Re: why extending numbers by zeros instead of dropping precision is a good idea
- To: mathgroup at smc.vnet.net
 - Subject: [mg117846] Re: why extending numbers by zeros instead of dropping precision is a good idea
 - From: Bill Rowe <readnews at sbcglobal.net>
 - Date: Fri, 1 Apr 2011 02:35:55 -0500 (EST)
 
On 3/31/11 at 4:06 AM, fateman at eecs.berkeley.edu (Richard Fateman)
wrote:
>It is occasionally stated that subtracting nearly equal
>quantities from each other is a bad idea and somehow unstable
>or results in noise. (JT Sardus said it on 3/29/2011, for example.)
>This is not always true; in fact it may be true hardly ever.
>It is, for example, the essence of Newton iteration.
>Here's simple example.  If you have an approximation x for the
>square root of n, then
>r[x,n]  gives you a better approximation where
>r[x_,n_]:=  x- (x^2-n)/(2*x).
>Let's try it out.
>x=1.0
>r[x,2]
>r[%,2]
>r[%,2]
>r[%,2]
>gets us to 1.41421, which is pretty good.
>If we try
>Do[x = r[x, 2], {100}]
>we see that x is still 1.41421.
>That's using machine hardware floats.
>Now let's try it with significance arithmetic, using more precision
>x=1.0`20
>two=2.0`20
>r[x,two]
>.... this gives (a highly precision version of) 1.5
>Let's see if we can get a really good approximation for sqrt(2).
>And print out the results each iteration
>Do[x = r[x, two];Print[x], {100}]
>Oh dear, we get lower and lower accuracy and precision,
>eventually resulting in a division by zero.  This loop
>converges to the square root of 2 being Indeterminate.
>Now this is no surprise to some people, but it may be to some
>others.
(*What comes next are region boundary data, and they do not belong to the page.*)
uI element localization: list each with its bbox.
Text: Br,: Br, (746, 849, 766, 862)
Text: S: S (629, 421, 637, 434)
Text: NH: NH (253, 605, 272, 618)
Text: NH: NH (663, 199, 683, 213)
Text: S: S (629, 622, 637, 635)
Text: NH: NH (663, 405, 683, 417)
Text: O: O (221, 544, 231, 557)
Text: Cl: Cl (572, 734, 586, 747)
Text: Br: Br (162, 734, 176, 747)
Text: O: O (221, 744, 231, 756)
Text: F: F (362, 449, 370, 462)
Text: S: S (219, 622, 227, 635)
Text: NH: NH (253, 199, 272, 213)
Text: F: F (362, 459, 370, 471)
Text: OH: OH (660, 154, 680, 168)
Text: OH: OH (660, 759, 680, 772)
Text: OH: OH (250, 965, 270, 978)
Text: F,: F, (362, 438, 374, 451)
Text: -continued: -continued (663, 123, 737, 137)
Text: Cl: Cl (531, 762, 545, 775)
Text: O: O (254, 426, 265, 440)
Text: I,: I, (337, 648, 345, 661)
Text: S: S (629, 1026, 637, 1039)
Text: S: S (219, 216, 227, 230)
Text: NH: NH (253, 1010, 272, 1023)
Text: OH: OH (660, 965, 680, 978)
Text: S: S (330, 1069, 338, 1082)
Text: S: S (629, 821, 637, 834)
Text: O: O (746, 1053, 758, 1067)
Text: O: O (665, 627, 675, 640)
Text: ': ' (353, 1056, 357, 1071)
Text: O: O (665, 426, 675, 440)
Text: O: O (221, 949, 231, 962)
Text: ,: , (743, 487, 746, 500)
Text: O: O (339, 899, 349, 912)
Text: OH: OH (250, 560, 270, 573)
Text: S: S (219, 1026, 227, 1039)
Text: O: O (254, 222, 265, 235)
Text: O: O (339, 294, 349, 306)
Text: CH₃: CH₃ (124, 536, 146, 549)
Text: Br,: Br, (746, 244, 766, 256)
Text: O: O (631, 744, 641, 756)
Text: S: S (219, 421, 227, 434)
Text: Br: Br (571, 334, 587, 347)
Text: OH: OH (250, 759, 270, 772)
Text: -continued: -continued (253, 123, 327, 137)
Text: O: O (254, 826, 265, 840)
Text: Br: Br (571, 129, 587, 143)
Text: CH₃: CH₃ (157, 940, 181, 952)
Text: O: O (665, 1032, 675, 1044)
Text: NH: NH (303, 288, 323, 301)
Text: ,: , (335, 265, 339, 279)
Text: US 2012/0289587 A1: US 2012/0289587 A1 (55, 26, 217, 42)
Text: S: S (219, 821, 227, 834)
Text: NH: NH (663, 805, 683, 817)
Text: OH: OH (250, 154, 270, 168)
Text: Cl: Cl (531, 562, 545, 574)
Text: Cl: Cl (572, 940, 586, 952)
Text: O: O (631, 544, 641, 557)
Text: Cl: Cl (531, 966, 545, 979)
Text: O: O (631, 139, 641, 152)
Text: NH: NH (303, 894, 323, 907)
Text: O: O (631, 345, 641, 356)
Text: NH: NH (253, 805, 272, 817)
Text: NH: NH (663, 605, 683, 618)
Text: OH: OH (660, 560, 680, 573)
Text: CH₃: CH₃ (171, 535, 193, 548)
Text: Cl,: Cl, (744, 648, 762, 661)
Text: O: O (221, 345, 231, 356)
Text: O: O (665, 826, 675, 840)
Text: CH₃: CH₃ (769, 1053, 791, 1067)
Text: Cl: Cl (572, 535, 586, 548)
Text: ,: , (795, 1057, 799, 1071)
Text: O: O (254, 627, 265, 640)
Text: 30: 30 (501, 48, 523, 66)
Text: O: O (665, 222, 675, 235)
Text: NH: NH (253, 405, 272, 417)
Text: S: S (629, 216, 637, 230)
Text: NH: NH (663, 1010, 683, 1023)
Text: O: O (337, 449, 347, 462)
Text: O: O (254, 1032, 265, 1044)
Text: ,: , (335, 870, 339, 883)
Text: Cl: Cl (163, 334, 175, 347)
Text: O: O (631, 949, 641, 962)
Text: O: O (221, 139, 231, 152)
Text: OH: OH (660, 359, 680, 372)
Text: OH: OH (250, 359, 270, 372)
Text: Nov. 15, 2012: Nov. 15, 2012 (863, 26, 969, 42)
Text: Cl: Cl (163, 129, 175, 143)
Indeed one could say "there is no bug there,
>Mathematica is doing exactly what it is documented to do." 
>Nevertheless, some other people might find it surprising. Maybe
>even distressing.   If you figure out what is going on  (it is
>not that complicated...)... you see:
>It is the consequence of not computing x^2-n,  the difference
>of two nearly equal quantities, accurately.
>Now you can avoid this problem by setting $MinPrecision to (say) 20.
An alternative would be to use FixedPoint. That is
In[27]:= FixedPoint[r[#, 2] &, 1.0`20]
Out[27]= 1.414213562373095049
In[28]:= Precision[%]
Out[28]= 18.2351
In[29]:= FixedPoint[r[#, 2.0`20] &, 1.0`20]
Out[29]= 1.41421356237309505
In[30]:= Precision[%]
Out[30]= 18.0154
In[31]:= N[Sqrt[2], 20]
Out[31]= 1.4142135623730950488
It seems FixedPoint is doing something behind the scene that
avoids the problem you describe above.
Note, I am not arguing either Mathematica is doing the right
thing or the wrong thing when using a Do as you did. Simply, my
experience with Mathematica tells me I generally get better
behavior when I use functions intended to do exactly what I want
than I do when I attempt to code my own version.
It seems FixedPoint is doing something behind the scene that
avoids the problem you describe above.